Un Roran se cruzó en nuestro camino, se paró en seco frente al deviet e hizo un saludo marcial con el puño cerrado contra el pecho.
—Alteza, disculpad mi intromisión. El doran Hutchin y sus batallones se encuentran a media milla de distancia, acercándose por el norte.
Ragnar agradeció la noticia con una leve inclinación de cabeza.
—Ven. Quiero que veas algo.
Me llevó a través de los pasillos y escaleras que conformaban el interior del palacio hasta llegar al pórtico exterior que coronaba la última planta. Allí había varios guardias apostados. Su atención estaba puesta en las siluetas que se dibujaban en la lejanía, flotando como fantasmas en medio de la neblina matinal. Ragnar observó a través del catalejo que uno de los soldados le había ofrecido y una sonrisa feroz se dibujó en sus labios. Me lo tendió para que echara una ojeada.

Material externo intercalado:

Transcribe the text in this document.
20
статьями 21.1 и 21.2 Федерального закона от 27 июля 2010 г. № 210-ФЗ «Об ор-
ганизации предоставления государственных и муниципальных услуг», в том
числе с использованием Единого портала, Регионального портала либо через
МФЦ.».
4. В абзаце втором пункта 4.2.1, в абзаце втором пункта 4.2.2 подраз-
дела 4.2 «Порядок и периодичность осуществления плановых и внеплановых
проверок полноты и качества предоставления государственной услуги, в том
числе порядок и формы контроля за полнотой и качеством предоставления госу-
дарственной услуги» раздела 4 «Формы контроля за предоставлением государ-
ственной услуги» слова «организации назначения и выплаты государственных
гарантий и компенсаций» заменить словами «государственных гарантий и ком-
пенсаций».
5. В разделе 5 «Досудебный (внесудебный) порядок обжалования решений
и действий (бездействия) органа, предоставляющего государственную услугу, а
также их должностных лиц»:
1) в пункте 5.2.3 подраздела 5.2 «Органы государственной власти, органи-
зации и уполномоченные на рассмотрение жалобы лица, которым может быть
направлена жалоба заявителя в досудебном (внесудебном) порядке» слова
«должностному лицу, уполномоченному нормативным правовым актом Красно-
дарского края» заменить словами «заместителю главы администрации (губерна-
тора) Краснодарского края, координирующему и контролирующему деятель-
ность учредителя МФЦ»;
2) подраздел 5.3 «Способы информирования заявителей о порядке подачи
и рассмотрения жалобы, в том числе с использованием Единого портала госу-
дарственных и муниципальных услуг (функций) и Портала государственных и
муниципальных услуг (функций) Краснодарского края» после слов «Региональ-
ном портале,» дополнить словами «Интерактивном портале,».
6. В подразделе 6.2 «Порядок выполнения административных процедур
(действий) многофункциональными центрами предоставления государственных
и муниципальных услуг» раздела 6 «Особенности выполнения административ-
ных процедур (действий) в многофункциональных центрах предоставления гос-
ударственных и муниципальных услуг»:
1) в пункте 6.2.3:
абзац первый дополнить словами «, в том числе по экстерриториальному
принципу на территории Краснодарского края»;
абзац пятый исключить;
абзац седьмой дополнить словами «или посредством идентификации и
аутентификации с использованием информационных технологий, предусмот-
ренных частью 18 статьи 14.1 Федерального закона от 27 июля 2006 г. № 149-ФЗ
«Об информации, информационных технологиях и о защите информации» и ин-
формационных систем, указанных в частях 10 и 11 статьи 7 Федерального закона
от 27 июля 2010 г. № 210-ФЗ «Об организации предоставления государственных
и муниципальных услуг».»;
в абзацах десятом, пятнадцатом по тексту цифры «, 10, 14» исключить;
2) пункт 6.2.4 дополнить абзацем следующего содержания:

Al principio, no vi nada de extraordinario en aquellas sombras recortadas contra el blanco de la niebla, solo a un puñado de shadorianos, algunos a pie y otros a caballo, que venían a reforzar las tropas ya numerosas de su señor. Pero al ajustar más la lente, el corazón se me encogió en un puño. Entre los jirones blancos se empezaba a distinguir la silueta espectral de unas criaturas de extraño contorno cuyo tamaño era tan descomunal que los soldados parecían niños a su lado.
—¿Qué demonios son esas cosas? —exclamé, sin ocultar mi asombro.
—Esas cosas —observó Ragnar con orgullo— son el arma con la que conquistaré Celiras de una vez por todas.